天之忍穂耳命(あめのおしほみみのみこと)は、天照大御神と素戔嗚尊の誓約(うけい)によって生まれた長男であり、天孫・瓊瓊杵尊の父です。「稔りの系譜」という象徴は、稲穂が実る(稔る)ように、先代の志や努力を受け取り、それを次の世代へと確実に繋いでいく「継続的な反映」の力を意味します。彼は自らが降臨するのではなく、準備を整えて息子を送り出しました。参拝では、事業の承継、教育・育成、伝統の維持、あるいは自分の代で終わらせない長期的な成功を願うときに向く神さまです。
お祀りされている神社
天之忍穂耳命は、農業の神、勝運の神、そして家系を繋ぐ祖神として祀られています。
- 英彦山神宮(福岡県・大分県):日本三大修験山の一つ。天之忍穂耳命を主祭神とし、勝運と農業の強力な守護神として知られます。

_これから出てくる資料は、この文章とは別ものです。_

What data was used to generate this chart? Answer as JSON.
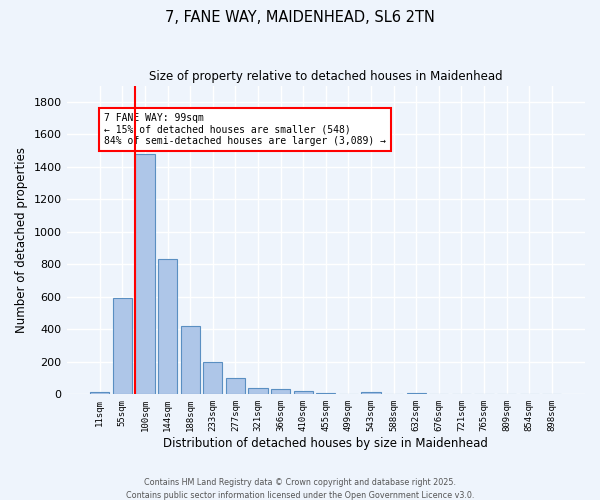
{
  "title_line1": "7, FANE WAY, MAIDENHEAD, SL6 2TN",
  "title_line2": "Size of property relative to detached houses in Maidenhead",
  "xlabel": "Distribution of detached houses by size in Maidenhead",
  "ylabel": "Number of detached properties",
  "bar_labels": [
    "11sqm",
    "55sqm",
    "100sqm",
    "144sqm",
    "188sqm",
    "233sqm",
    "277sqm",
    "321sqm",
    "366sqm",
    "410sqm",
    "455sqm",
    "499sqm",
    "543sqm",
    "588sqm",
    "632sqm",
    "676sqm",
    "721sqm",
    "765sqm",
    "809sqm",
    "854sqm",
    "898sqm"
  ],
  "bar_values": [
    15,
    590,
    1480,
    830,
    420,
    200,
    100,
    38,
    30,
    20,
    10,
    0,
    15,
    0,
    10,
    0,
    0,
    0,
    0,
    0,
    0
  ],
  "bar_color": "#aec6e8",
  "bar_edge_color": "#5a8fc2",
  "red_line_index": 2,
  "annotation_text": "7 FANE WAY: 99sqm\n← 15% of detached houses are smaller (548)\n84% of semi-detached houses are larger (3,089) →",
  "annotation_box_color": "white",
  "annotation_border_color": "red",
  "ylim": [
    0,
    1900
  ],
  "yticks": [
    0,
    200,
    400,
    600,
    800,
    1000,
    1200,
    1400,
    1600,
    1800
  ],
  "background_color": "#eef4fc",
  "grid_color": "white",
  "footer_line1": "Contains HM Land Registry data © Crown copyright and database right 2025.",
  "footer_line2": "Contains public sector information licensed under the Open Government Licence v3.0."
}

- 多度大社(三重県):天照大御神の子として祀られ、北伊勢の総氏神として家内安全や産業の発展を見守っています。
- 全国の太郎坊宮・阿賀神社:勝運の神として、また系譜の守護として「第一の皇子」である彼を祀る社が多く存在します。
ご利益と逸話
天之忍穂耳命のご利益は、属人性を排し、長く続く安定した「流れ」を構築することにあります。
- 勝運・目標達成:その名にある「正勝(まさに勝つ)」の通り、道理に基づいた揺るぎない勝利を掴む。
- 事業承継・子孫繁栄:先代の遺志を継ぎ、さらに豊かな形で次代へバトンを渡す。
- 農業・産業発展:稲穂(耳)が豊かに稔るように、地道な活動を確実な成果へと繋げる。
- 学業成就(継続):一時の成績ではなく、生涯続く学びの基礎を築く。
起源とお役割
神話における彼は、降臨を命じられた際に「下界は騒がしい」と冷静に状況を判断し、機が熟すのを待ちました。これは、感情に流されず、全体最適を考えるリーダーの姿勢です。現代における彼のお役割は、サクセッションプラン(後継者計画)、ナレッジ共有、そして持続可能な開発です。稔りの系譜とは、自分一人の手柄を追うのではなく、システムとして成果が出る形を残すこと。彼を敬うことは、自分の知識や技術をドキュメント化し、後進が育つ土壌を作る「継承の知恵」を得ることでもあります。
他の神々との関係
- 天照大御神:母。彼女の神格を受け継ぎ、天孫降臨という巨大な国家プロジェクトの中核を担いました。
- 瓊瓊杵尊:息子。自らの代わりに使命を託し、現場の実行役として送り出した最良の後継者です。
- 栲幡千千姫命:妻。共に稔りの系譜を支え、次代を育んだパートナーです。
- 高御産巣日神:義父であり、降臨を後押しした司令塔。系譜を盤石にするための戦略的な結びつきがあります。
おすすめのお参り先は…
おすすめは、勝運の気が漂う英彦山神宮(福岡県)や、近江の太郎坊宮(阿賀神社)への参拝です。参拝では「次へ繋げたいこと(仕事、技術、家訓など)」を一つ挙げ、それを渡せる形にするための「記録(メモやマニュアル)」を一つ作ることを誓いましょう。参拝後に、ノウハウを一人に共有する、あるいは家族の歴史を書き留めるなど、継承に向けた具体的な一歩を入れるのが最適です。
まとめ
天之忍穂耳命は、「稔りの系譜」を司る継承と安定の神です。参拝では、渡せる形を整える行動が鍵。あなたが繋いだバトンが、未来で大きな実りとなります。